CORVINO PRODUZIONI
in accordo con The Italian Literary Agency
Presentano
JACOPO VENEZIANI
“ P A R I G I “
Testo Jacopo Veneziani e Nicoletta Lazzari
Scenografie live painting Gabriele Pino
Musiche composte da Antonio Rimedio
Regia Pietro Grandi
Quale alchimia ha fatto sì che – a un certo punto della sua storia – Parigi sia diventata una calamita per intellettuali, scrittori, musicisti e artisti venuti da ogni parte del mondo? È la domanda alla quale intende rispondere Jacopo Veneziani, storico dell’arte e divulgatore, con questo spettacolo che vuole raccontare gli anni in cui la Ville Lumière è stata lo scenario di incontri che hanno segnato l’arte del XX secolo, il luogo “dove bisognava essere per essere liberi” (Gertrude Stein).
La narrazione prende avvio a inizio secolo a Parigi, al tempo delle avanguardie. Entreremo negli atelier sgangherati di Montmartre e ci siederemo nelle terrasses dei caffè di Montparnasse per capire come nacquero i colori infuocati di Matisse, le forme scomposte di Picasso, le figure allungate di Modigliani. Ma incontreremo anche poeti e intellettuali del calibro di Max Jacob, Guillaume Apollinaire, Jean Cocteau e straordinarie protagoniste femminili della vita culturale e artistica di quegli anni magici, come Fernande Olivier (modella e amante di Picasso), Jeanne Hébuterne (musa e compagna di Modì, lei stessa pittrice), Gertrude Stein e Kiki de Montparnasse.
Questa prima stagione cosmopolita fu interrotta però dalla Prima Guerra Mondiale, che come un colpo di spugna in breve cancellò il mondo al quale tutti loro sentivano ormai di appartenere.

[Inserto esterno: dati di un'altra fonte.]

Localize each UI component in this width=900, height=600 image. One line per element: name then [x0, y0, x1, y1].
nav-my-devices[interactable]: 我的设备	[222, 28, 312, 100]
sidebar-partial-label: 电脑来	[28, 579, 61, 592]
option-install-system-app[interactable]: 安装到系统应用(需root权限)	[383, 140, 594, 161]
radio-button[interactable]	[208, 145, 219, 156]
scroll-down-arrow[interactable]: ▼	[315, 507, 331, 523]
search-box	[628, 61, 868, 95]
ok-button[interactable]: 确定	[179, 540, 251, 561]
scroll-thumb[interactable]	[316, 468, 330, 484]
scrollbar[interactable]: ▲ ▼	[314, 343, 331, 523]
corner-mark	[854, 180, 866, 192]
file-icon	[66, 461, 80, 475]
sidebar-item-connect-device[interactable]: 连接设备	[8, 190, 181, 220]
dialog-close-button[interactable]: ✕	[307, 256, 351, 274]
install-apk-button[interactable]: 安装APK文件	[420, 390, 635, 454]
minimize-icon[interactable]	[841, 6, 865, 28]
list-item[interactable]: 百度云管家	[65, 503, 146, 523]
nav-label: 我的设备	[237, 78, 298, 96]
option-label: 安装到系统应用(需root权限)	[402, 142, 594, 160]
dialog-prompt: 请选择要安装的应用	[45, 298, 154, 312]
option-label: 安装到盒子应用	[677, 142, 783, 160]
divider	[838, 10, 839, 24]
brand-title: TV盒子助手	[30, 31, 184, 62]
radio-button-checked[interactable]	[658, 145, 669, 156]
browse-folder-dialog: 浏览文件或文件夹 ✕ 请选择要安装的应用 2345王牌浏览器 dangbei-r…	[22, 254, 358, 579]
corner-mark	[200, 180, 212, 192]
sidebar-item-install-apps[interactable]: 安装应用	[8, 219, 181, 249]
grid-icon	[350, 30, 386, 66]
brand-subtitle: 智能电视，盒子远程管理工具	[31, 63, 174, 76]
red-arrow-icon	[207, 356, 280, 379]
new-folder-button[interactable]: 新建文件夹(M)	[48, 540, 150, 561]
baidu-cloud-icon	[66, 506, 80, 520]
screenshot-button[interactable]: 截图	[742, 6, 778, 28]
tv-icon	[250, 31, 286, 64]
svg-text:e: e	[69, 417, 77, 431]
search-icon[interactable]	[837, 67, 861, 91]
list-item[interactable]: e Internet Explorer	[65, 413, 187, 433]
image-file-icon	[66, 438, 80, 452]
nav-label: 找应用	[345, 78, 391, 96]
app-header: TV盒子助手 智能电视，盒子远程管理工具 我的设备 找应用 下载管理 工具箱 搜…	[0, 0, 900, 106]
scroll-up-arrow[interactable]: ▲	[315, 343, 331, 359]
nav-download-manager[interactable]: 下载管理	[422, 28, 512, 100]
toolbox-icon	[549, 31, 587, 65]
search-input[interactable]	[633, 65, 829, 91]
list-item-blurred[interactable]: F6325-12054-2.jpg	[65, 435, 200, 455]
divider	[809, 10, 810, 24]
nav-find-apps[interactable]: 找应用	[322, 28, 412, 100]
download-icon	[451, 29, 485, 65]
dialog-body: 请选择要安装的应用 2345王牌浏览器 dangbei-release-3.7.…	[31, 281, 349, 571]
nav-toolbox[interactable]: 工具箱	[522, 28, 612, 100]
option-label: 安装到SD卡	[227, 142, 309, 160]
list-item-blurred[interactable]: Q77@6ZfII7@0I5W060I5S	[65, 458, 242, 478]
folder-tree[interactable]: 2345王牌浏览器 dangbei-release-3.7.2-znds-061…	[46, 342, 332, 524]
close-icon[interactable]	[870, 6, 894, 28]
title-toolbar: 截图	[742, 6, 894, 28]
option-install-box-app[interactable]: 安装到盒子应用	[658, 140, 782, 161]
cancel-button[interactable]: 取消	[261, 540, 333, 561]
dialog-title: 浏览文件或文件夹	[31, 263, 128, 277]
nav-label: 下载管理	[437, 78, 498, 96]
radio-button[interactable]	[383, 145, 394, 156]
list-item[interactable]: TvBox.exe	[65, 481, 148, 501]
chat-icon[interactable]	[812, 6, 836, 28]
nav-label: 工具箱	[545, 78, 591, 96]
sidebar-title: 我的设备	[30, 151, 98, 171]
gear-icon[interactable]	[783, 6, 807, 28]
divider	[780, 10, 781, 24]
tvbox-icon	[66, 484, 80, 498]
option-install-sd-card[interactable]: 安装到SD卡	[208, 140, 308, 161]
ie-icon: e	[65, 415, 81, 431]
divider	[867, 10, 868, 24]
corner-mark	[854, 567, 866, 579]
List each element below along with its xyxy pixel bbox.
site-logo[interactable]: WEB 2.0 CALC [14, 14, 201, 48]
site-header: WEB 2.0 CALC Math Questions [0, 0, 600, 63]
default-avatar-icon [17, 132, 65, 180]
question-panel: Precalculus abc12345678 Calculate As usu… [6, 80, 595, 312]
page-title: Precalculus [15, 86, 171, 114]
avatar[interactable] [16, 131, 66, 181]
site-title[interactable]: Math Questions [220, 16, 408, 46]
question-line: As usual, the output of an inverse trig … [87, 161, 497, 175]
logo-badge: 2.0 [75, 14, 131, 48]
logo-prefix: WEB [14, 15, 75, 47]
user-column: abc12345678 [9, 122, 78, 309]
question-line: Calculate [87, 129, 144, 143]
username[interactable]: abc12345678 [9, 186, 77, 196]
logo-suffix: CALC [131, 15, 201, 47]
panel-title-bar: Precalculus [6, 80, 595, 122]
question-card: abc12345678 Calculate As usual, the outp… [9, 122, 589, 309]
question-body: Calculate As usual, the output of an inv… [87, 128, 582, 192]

Gli artisti e intellettuali francesi vennero arruolati, molti degli stranieri partirono volontari e altri abbandonarono la capitale. Che aria si respirava per le strade di Parigi in quei tragici anni? C’era ancora spazio per l’arte? Lo capiremo intrufolandoci nell’atelier della pittrice russa Marie Vassilieff, uno dei tanti locali clandestini che, nonostante il coprifuoco, rimanevano aperti tutta la notte, nascosti dietro ad anonime porte in viuzze oscurate.
Riemergeremo a pace fatta e assisteremo a una cena memorabile presso l’hotel Majestic, dove – per la prima e unica volta – si riunirono intorno allo stesso tavolo Igor Stravinsky, Pablo Picasso, Serge Diaghilev, James Joyce e Marcel Proust. Quel che si dissero i cinque illustri convitati riassume alla perfezione il clima culturale e artistico della Parigi dei ruggenti anni Venti, popolati da principi e duchesse, prostitute d’alto rango e giovani rivoluzionari desiderosi di scuotere il mondo dell’arte. Come faranno poi i surrealisti André Breton, Man Ray, Salvador Dalì, René Magritte e la svizzera Meret Oppenheim, con i quali invece attraverseremo gli stravaganti anni Trenta, fino a un nuovo imprevedibile trauma.
Nel 1940, la Parigi libera e spregiudicata – rifugio per chi fuggiva dalla Germania di Hitler – piomba in un incubo: l’occupazione nazista. Come reagì il mondo dell’arte a questa tragica situazione? Lo scopriremo ancora una volta entrando negli atelier degli artisti che scelsero di restare, sbirciando negli uffici dei funzionari dei musei impegnati a documentare i furti di opere compiuti dai tedeschi o sedendoci al Café de Flore, dove Jean-Paul Sartre e Simone de Beauvoir davano vita a quell’esistenzialismo di cui Alberto Giacometti catturò l’essenza nelle sue figure gracili e allungate.
Il racconto si concluderà negli anni successivi alla Liberazione, quando, nelle cantine di Saint-Germain-des-Près le nuove sonorità della musica jazz lasciarono intuire che, oltreoceano, New York si stava preparando a strappare alla metropoli francese il primato di “capitale mondiale dell’arte”.